Знаешь, я теперь работаю оператором на нефтепромысле. Слежу за работой качалок, они нефть из земли качают, а еще за исправностью нефтеперегонного оборудования. В общем, стал я хозяином на нефтепромысле. Даем нефть людям. А это— все. Говорит, что из нее больше сотни разных компонентов получают. И все важные. А с виду, мазут, да и только. Ан нет. Возьмешь ее в руки, а она теплая, как кровь земли. Она и греет, и кормит. И одевает нас. Я до того, как на нефтепромысел поступил, ничего не знал о нефти. А теперь каждую ее каплю берегу.

Я в Охе живу давно. На поселение сюда прислали. Пять лет. После пяти лет в Магадане. Давно уже свободен. А все здесь. Уезжать не хочется. Свой смысл нашел. Нужен я здесь. И на работе. Вот иду по нефтепромыслу, а качалки на все голоса поют, в пояс мне кланяются. Кроме них, кто ж еще со мной поговорит, отнесется уважительно, как к другим? Только они. Для них все люди одинаковы. Зимою ли, летом, качалки, что послушные лошади. Работают на человека, не требуя взаимности. А вот люди… С ними посложнее. Все, с кем я работаю, строили этот город. Каждый дом, каждую улицу. И промысел… Тоже их руками… Я на готовое пришел. Как опоздавший поезд. Правда, не упрекают, никто не стал кивать на мое прошлое. Но я-то… Я же знаю! Уж лучше бы ругали. Ведь и правы были бы! А они молчат. Хлеб пополам со мной делили. Заставляли есть! А за что? Что я сделал для них? И кто я им? Почему дают и давали, зная, кто я? Я брал. Их руки — не мои. Они чисты. А сам… Долго стыдился. Целый год не решался предложить им свой хлеб. Боялся. А вдруг не возьмут. Что тогда? Ведь это для меня было бы равносильно смерти. И как-то решился. Но не под шумок, чтоб незаметно. Положил я свой хлеб прежде других. И смотрю— возьмут ли, будут ли есть? Ведь вокруг были люди — мне ровесники. А жизни — как стеклышко, нигде не запачкались. Не знаю, секунды прошли, или больше, мне они годами казались. Никто не прикасался к хлебу. Ну, думаю, надо в другую вахту проситься. И… Взяли. Буханку поровну. Я и ожил. На душе легче. Пусть и не чета я им, сам знаю, но они меня, руки, хлеб мой не оттолкнули. Не побрезговали. А разве обратное легко было бы пережить?

Учили они меня. Особо один старик. Петрович. Он с двадцатых годов тут в Охе живет. Ох и придирался поначалу. Пока своему делу меня учил, чего я от него не наслушался в свой адрес!

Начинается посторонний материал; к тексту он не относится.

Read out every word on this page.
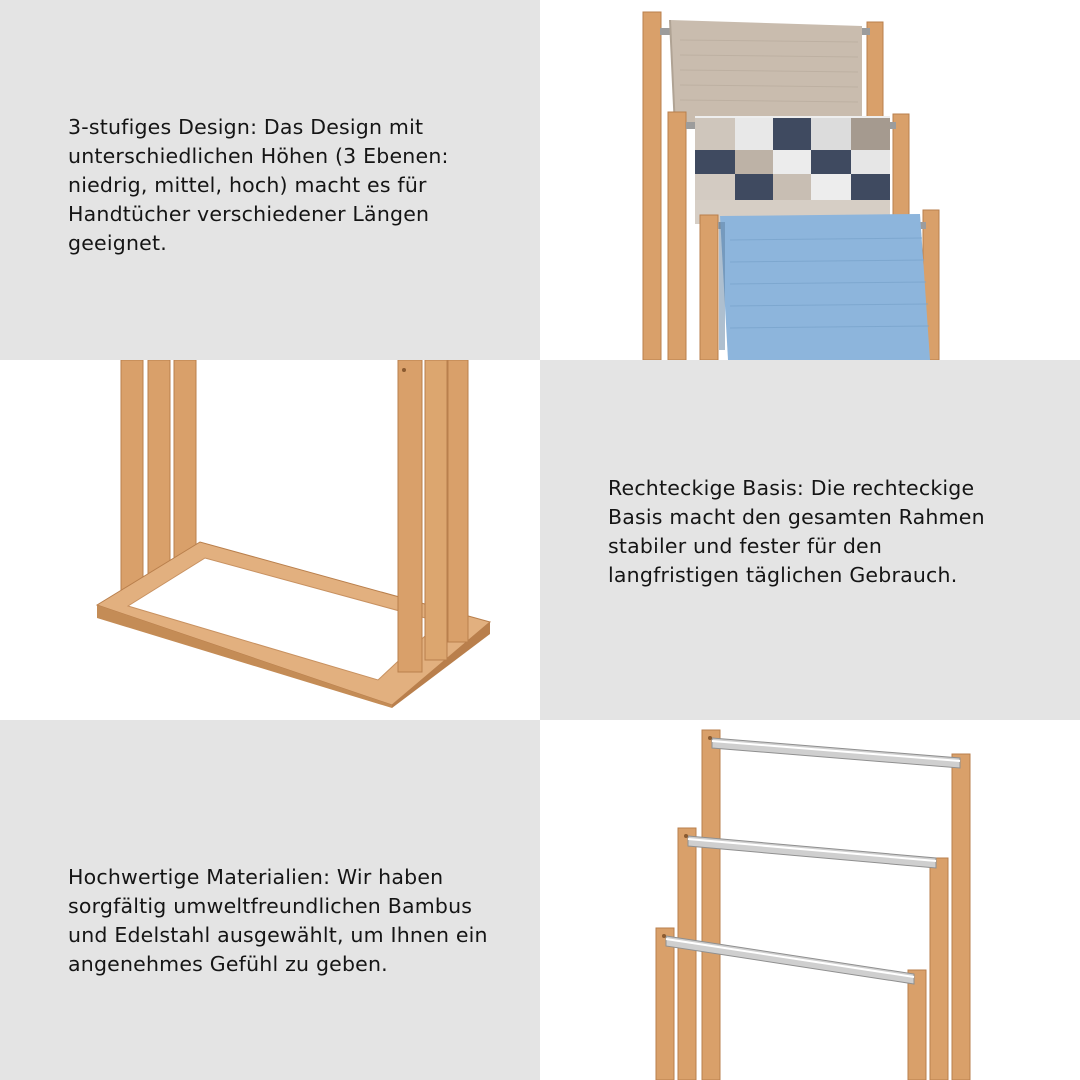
3-stufiges Design: Das Design mit unterschiedlichen Höhen (3 Ebenen: niedrig, mittel, hoch) macht es für Handtücher verschiedener Längen geeignet.

Rechteckige Basis: Die rechteckige Basis macht den gesamten Rahmen stabiler und fester für den langfristigen täglichen Gebrauch.

Hochwertige Materialien: Wir haben sorgfältig umweltfreundlichen Bambus und Edelstahl ausgewählt, um Ihnen ein angenehmes Gefühl zu geben.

Но без зла и упреков. Зато когда у меня получаться стало, он первый стал хлопотать о присвоении мне разряда. Вот и теперь, я только на один разряд ниже его, а он все подсказывает, советует, а ведь и не родня. И в приятелях не состояли. И доброго я ему ничего не сделал. А он, будто о кровном, обо мне заботится. Ко многому я уже успел привыкнуть, а вот к этому не могу.

Тебе странно, Яровой, что я в общем-то неглупый мужик, что ты даже в суде признал, пишу тебе все эти глупости, какие тебе покажутся смешными и нелепыми. Какое тебе дело до меня? Ну, попался! Ну, заловил ты меня! Ну, отсидел! Зачем же теперь писать? Верно?Я тоже вот так думал. Потому долго не мог сесть за письмо тебе. Но пока я раздумывал, жизнь еще много раз заговорила со мною твоими словами. В каких я сомневался. Помнил их все годы и не верил. Ведь если бы хоть на секунду допустил правоту твою, значит, мне нужно было бы перечеркнуть всю свою жизнь, проститься со всем, чем гордился и дорожил. И все же… Ты оказался прав.

И я, как недавно родившийся на свет ребенок, учился делать первые шаги. Я часто падал и набивал синяки. Они болели. Единственная разница была в том, что, получая их, я не плакал, а запоминал… Свои промахи. А они были. И немало. Я как слепой щенок путался в банальных ситуациях. Все потому, что мое представление о жизни и людях было иным. Я видел все в перевернутом виде. Вверх ногами. Привык к этому и считал правильным. Но ошибался. Первым помог мне ты. Не удивляйся. Не сразу это случилось. Лишь на суде. Я-то думал, что ты потребуешь так, как потребовал бы я на твоем месте. Ведь тебе больше, чем кому-либо на суде стоило не только презирать, а и ненавидеть меня. А ты оказался сильнее. Сильнее всех моих представлений и убеждений. Сильнее моей жизни. И меня самого. Я помню твое обвинение. Многое на память. И это перевернуло все мое. Имея право на ненависть, ты был объективен. Это не вязалось с моим представлением о вас, моих бывших врагах.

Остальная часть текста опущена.